The following Parser
will enable capture of the entire contents
of the string:
>>> prs_xyz = pent.Parser(
... head=("#!..i", "~!"),
... body="&!. #!+.d",
... )
The atomic symbols and coordinates are most easily retrieved
with capture_body()
:
>>> data_atoms = prs_xyz.capture_body(text_xyz)
>>> data_atoms
[[['C', '-3.081564', '2.283942', '0.044943'], ['Cl', '-1.303141', '2.255173', '0.064645'], ['Cl', '-3.706406', '3.411601', '-1.180577'], ['F', '-3.541771', '2.647036', '1.270358'], ['H', '-3.439068', '1.277858', '-0.199370']]]
The atom count and description can be retrieved with
capture_struct()
:
>>> data_struct = prs_xyz.capture_struct(text_xyz)
>>> data_struct[pent.ParserField.Head][0]
['5', 'Coordinates', 'from', 'MeCl2F_2']
Unlike in body, where two-dimensional structure is inferred in captured data,
in head and tail all captures are returned as elements of a single, flat list
.
Currently, it is not possible to avoid the splitting of all captured content at whitespace, even it it was captured from a single ‘any’ or ‘literal’ token. #26 and/or #62 are planned and will provide mechanism(s) to change this behavior.
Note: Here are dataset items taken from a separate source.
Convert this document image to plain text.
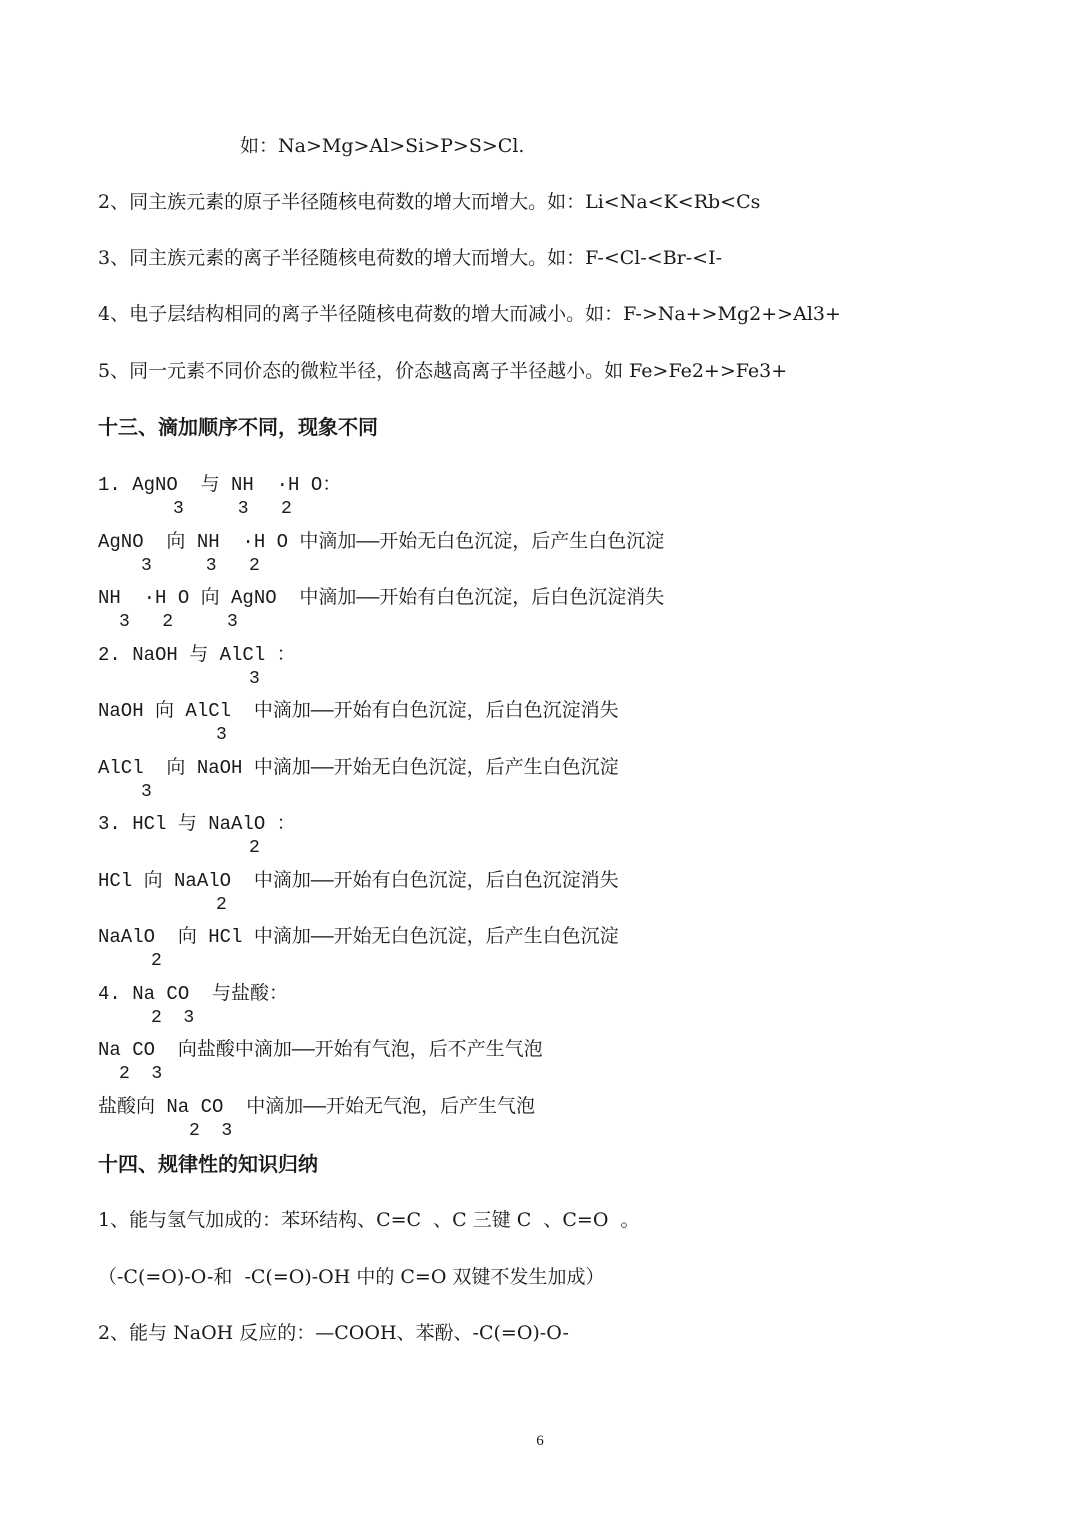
如：Na>Mg>Al>Si>P>S>Cl.

2、同主族元素的原子半径随核电荷数的增大而增大。如：Li<Na<K<Rb<Cs

3、同主族元素的离子半径随核电荷数的增大而增大。如：F-<Cl-<Br-<I-

4、电子层结构相同的离子半径随核电荷数的增大而减小。如：F->Na+>Mg2+>Al3+

5、同一元素不同价态的微粒半径，价态越高离子半径越小。如 Fe>Fe2+>Fe3+

十三、滴加顺序不同，现象不同

1. AgNO  与 NH  ·H O：

3     3   2

AgNO  向 NH  ·H O 中滴加——开始无白色沉淀，后产生白色沉淀

3     3   2

NH  ·H O 向 AgNO  中滴加——开始有白色沉淀，后白色沉淀消失

3   2     3

2. NaOH 与 AlCl ：

3

NaOH 向 AlCl  中滴加——开始有白色沉淀，后白色沉淀消失

3

AlCl  向 NaOH 中滴加——开始无白色沉淀，后产生白色沉淀

3

3. HCl 与 NaAlO ：

2

HCl 向 NaAlO  中滴加——开始有白色沉淀，后白色沉淀消失

2

NaAlO  向 HCl 中滴加——开始无白色沉淀，后产生白色沉淀

2

4. Na CO  与盐酸：

2  3

Na CO  向盐酸中滴加——开始有气泡，后不产生气泡

2  3

盐酸向 Na CO  中滴加——开始无气泡，后产生气泡

2  3
十四、规律性的知识归纳

1、能与氢气加成的：苯环结构、C=C  、C 三键 C  、C=O  。

（-C(=O)-O-和  -C(=O)-OH 中的 C=O 双键不发生加成）

2、能与 NaOH 反应的：—COOH、苯酚、-C(=O)-O-

6
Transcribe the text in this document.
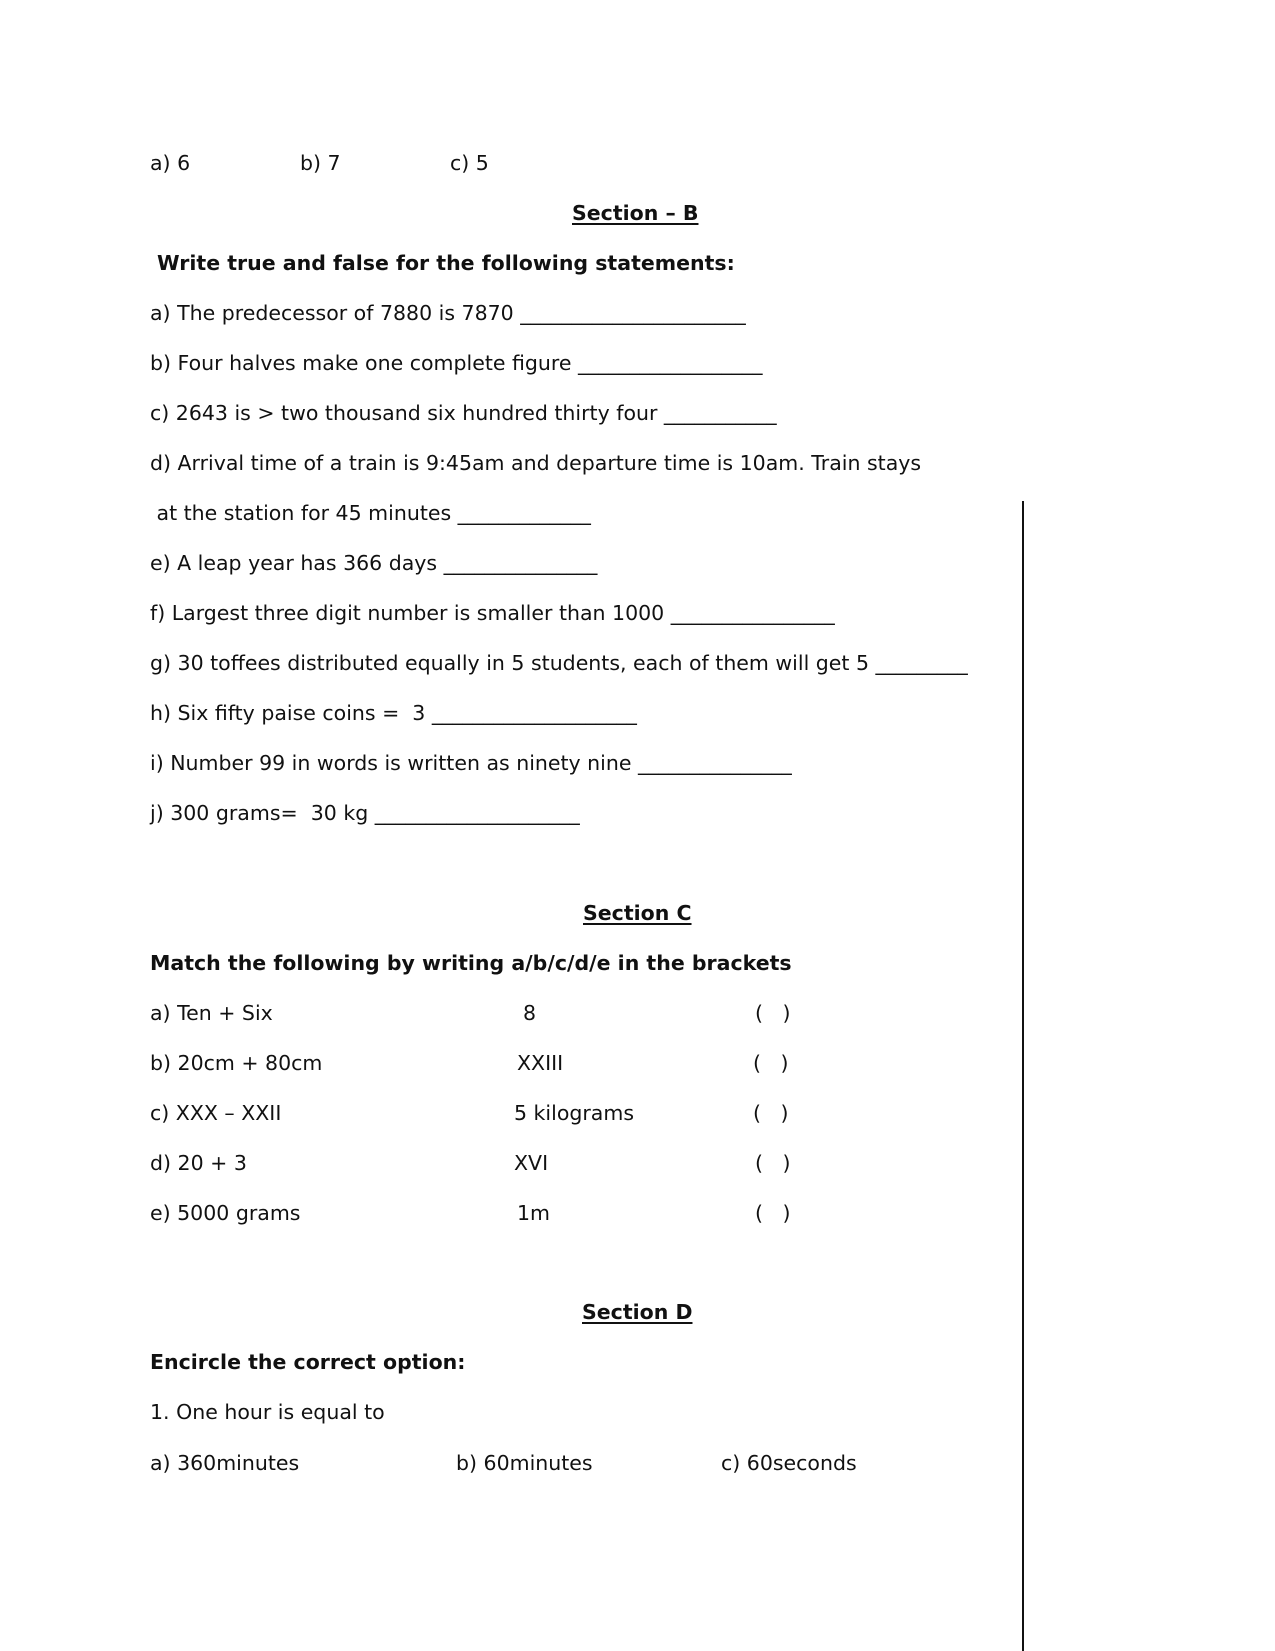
a) 6	b) 7	c) 5
Section – B
Write true and false for the following statements:
a) The predecessor of 7880 is 7870 ______________________
b) Four halves make one complete figure __________________
c) 2643 is > two thousand six hundred thirty four ___________
d) Arrival time of a train is 9:45am and departure time is 10am. Train stays
at the station for 45 minutes _____________
e) A leap year has 366 days _______________
f) Largest three digit number is smaller than 1000 ________________
g) 30 toffees distributed equally in 5 students, each of them will get 5 _________
h) Six fifty paise coins =  3 ____________________
i) Number 99 in words is written as ninety nine _______________
j) 300 grams=  30 kg ____________________
Section C
Match the following by writing a/b/c/d/e in the brackets
a) Ten + Six	8	(   )
b) 20cm + 80cm	XXIII	(   )
c) XXX – XXII	5 kilograms	(   )
d) 20 + 3	XVI	(   )
e) 5000 grams	1m	(   )
Section D
Encircle the correct option:
1. One hour is equal to
a) 360minutes	b) 60minutes	c) 60seconds
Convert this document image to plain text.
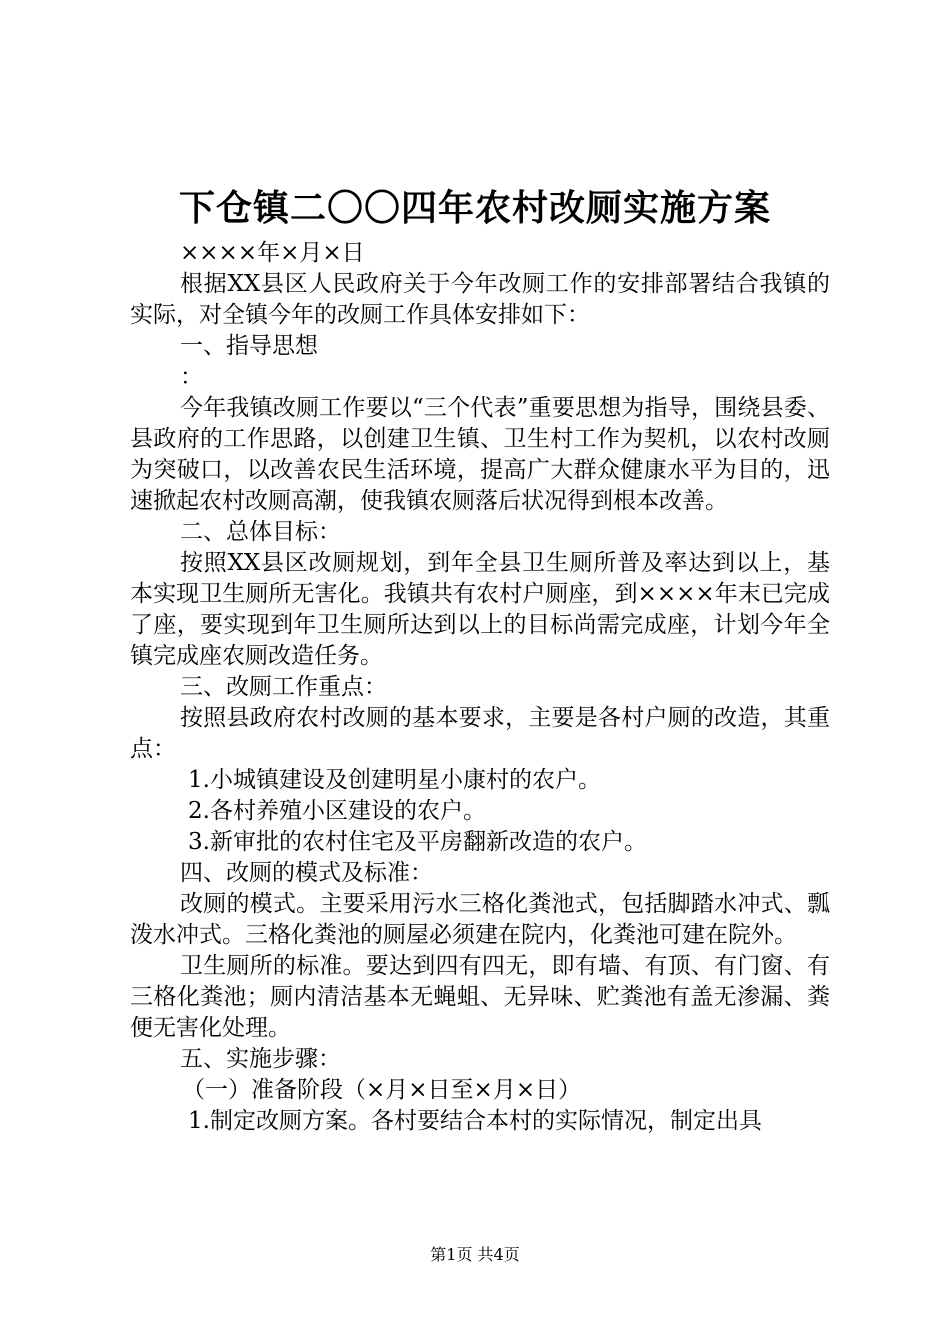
下仓镇二〇〇四年农村改厕实施方案

××××年×月×日

根据XX县区人民政府关于今年改厕工作的安排部署结合我镇的实际，对全镇今年的改厕工作具体安排如下：

一、指导思想

：

今年我镇改厕工作要以“三个代表”重要思想为指导，围绕县委、县政府的工作思路，以创建卫生镇、卫生村工作为契机，以农村改厕为突破口，以改善农民生活环境，提高广大群众健康水平为目的，迅速掀起农村改厕高潮，使我镇农厕落后状况得到根本改善。

二、总体目标：

按照XX县区改厕规划，到年全县卫生厕所普及率达到以上，基本实现卫生厕所无害化。我镇共有农村户厕座，到××××年末已完成了座，要实现到年卫生厕所达到以上的目标尚需完成座，计划今年全镇完成座农厕改造任务。

三、改厕工作重点：

按照县政府农村改厕的基本要求，主要是各村户厕的改造，其重点：

1.小城镇建设及创建明星小康村的农户。

2.各村养殖小区建设的农户。

3.新审批的农村住宅及平房翻新改造的农户。

四、改厕的模式及标准：

改厕的模式。主要采用污水三格化粪池式，包括脚踏水冲式、瓢泼水冲式。三格化粪池的厕屋必须建在院内，化粪池可建在院外。

卫生厕所的标准。要达到四有四无，即有墙、有顶、有门窗、有三格化粪池；厕内清洁基本无蝇蛆、无异味、贮粪池有盖无渗漏、粪便无害化处理。

五、实施步骤：

（一）准备阶段（×月×日至×月×日）

1.制定改厕方案。各村要结合本村的实际情况，制定出具

第1页 共4页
As an aside, in this particular case the ‘misc’ token was not strictly necessary in the body, as the capturing ‘any’ token (~!) would also have worked:
>>> prs_any = pent.Parser(
... head=("#.+i", "~"),
... body="~! #!+.d",
... )
>>> prs_any.capture_body(text_xyz)
[[['C', '-3.081564', '2.283942', '0.044943'], ['Cl', '-1.303141', '2.255173', '0.064645'], ['Cl', '-3.706406', '3.411601', '-1.180577'], ['F', '-3.541771', '2.647036', '1.270358'], ['H', '-3.439068', '1.277858', '-0.199370']]]
However, there are situations where the ability
of the ‘misc’ token to match
only a single, arbitrary piece of whitespace-delimited
content is useful in order to narrow the specificity of
the Parser
match.
Another example of the use of the ‘misc’ token is given at *Post-Processing of Captured Data.